Unexamined Idolatry

Dina Strasser on Jeff’s voluntary withdrawl of tech from his classroom:

He has the right to refuse ill-supported tech; or obtuse tech; or irrelevant tech; or redundant tech; or tech whose outcomes have not been measured sufficiently enough to warrant its judicious use in a classroom by a thoughtful teacher.

And let me tell you: blogger and Twitterer and 1:1 lab-er and Goggle Doc-er and Webinar-er and Voicethreader and Skyper and nascent info designer though I may be, I’m beginning to suspect that the ed tech world is rife with the stuff enumerated in [the paragraph quoted here]. I’ve never in my life seen a phrase like “but it’s the 21st century” get more unexamined idolatry.

I'm Dan and this is my blog. I'm a former high school math teacher and current head of teaching at Desmos. He / him. More here.


  1. Let’s not entirely mischaracterize this…I’m not withdrawing “tech from [my] classroom”–still running the iPod, still bitching when the classroom’s one computer is in the shop for a week. Just not fighting for lab space for something that doesn’t seem as important as it once did.

  2. Just hold still and be the poster child for frustration with technology, Jeff. This won’t hurt a bit.

    Also don’t want to mischaracterize myself here, either– I’m still learning a lot of the techs I listed. This is one of the reasons tech currently makes very limited appearances in my classroom, but there are others. Extremely circumscribed support is one reason, as Jeff notes. A fervent desire to think about my computer, and how it affects my and my kids’ very WAY OF BEING, is another. I’ve blogged pretty extensively on this recently.

    I also think that there’s something to be said for subject-specific applications of technology. Let’s take “the juicy detail” of good writing, which often comes out of strong sensory awareness. Witness Dan’s last post on the blogger anecdote.

    Do I therefore want to take the majority of my instructional time to work on Voicethread (and in the process extend the time their senses are stripped down to two out of five), or take kids outside and brainstorm adjectives that describe how the trees sound when snow falls off their branches?
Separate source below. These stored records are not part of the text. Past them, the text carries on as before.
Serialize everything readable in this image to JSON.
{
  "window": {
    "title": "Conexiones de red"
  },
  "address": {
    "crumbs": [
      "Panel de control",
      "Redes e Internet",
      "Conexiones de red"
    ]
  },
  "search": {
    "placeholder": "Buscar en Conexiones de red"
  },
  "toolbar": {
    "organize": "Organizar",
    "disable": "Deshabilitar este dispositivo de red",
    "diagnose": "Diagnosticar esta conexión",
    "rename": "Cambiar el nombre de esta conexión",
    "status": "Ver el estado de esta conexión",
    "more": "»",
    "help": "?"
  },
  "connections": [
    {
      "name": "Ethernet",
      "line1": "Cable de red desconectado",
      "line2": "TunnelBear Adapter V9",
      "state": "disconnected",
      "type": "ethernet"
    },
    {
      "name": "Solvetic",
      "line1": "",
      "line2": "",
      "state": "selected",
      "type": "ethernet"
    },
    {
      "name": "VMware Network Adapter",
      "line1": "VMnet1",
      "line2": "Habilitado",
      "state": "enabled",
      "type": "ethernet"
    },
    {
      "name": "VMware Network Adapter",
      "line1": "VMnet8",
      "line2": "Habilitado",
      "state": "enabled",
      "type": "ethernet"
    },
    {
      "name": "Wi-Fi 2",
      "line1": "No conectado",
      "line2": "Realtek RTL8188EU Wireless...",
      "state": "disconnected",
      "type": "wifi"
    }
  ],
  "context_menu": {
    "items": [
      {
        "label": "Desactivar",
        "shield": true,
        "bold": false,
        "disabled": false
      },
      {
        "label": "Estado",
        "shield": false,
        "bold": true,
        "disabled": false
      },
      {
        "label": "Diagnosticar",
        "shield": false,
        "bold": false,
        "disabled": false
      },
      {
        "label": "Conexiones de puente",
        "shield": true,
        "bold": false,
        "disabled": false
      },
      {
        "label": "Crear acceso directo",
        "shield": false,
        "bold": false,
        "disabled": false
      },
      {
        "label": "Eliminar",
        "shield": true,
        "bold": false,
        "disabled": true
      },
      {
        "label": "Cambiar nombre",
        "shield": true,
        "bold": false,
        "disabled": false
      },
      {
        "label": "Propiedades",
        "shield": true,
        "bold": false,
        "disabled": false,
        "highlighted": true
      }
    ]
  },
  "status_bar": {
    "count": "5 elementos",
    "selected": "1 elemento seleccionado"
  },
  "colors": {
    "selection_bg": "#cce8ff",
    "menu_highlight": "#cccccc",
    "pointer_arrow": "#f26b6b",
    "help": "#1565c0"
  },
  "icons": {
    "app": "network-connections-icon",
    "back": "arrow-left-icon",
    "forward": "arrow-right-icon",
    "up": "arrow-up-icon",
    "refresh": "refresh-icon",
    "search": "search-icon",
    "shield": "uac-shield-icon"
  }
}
Which will result in the best learning outcomes for this group of kids– in ENGLISH class? Where are their foundations best laid? Where is the balance?

  3. Right. Sorry if I’ve associated the two of you too closely with my personal causes.

    What I appreciate about the four parties loosely sucked into this thing (me, the two of you, and Scott) is that each seems to take the burden fully upon his- or herself to not bore kids. Which is great.

  4. Aw, Dan, the poster child thing wasn’t a shot at you– much more at myself. No apologies required. I think we’re on the same page. And I am grateful to be hashing my thoughts out with good minds.

  5. I recently downgraded the use of technology in my classroom which resulted in increased student involvement in the lessons. The reason I did this is that I share a data projector with the next-door teacher and I think she’s better at bearing her fangs and growling than I am.

    For her, the means of the presentation is the whole shebang. For me, I can teach just as well with an overhead or some colorful chalk and my board.

    And wouldn’t you know it, I get more student buy-in this way. When I don’t readily have a visual but ask my students to go up to the board and work it out, they no longer sit like passive lumps.


    All that said, I think that even with focus on design –
    (by the way, all my worksheets and lab procedures use the same design now and the students are much better at putting their names on their papers)
    – I still think that good design does is a poor sub for lack of content. And I believe that students are incredibly tolerant of design, when the content is engaging.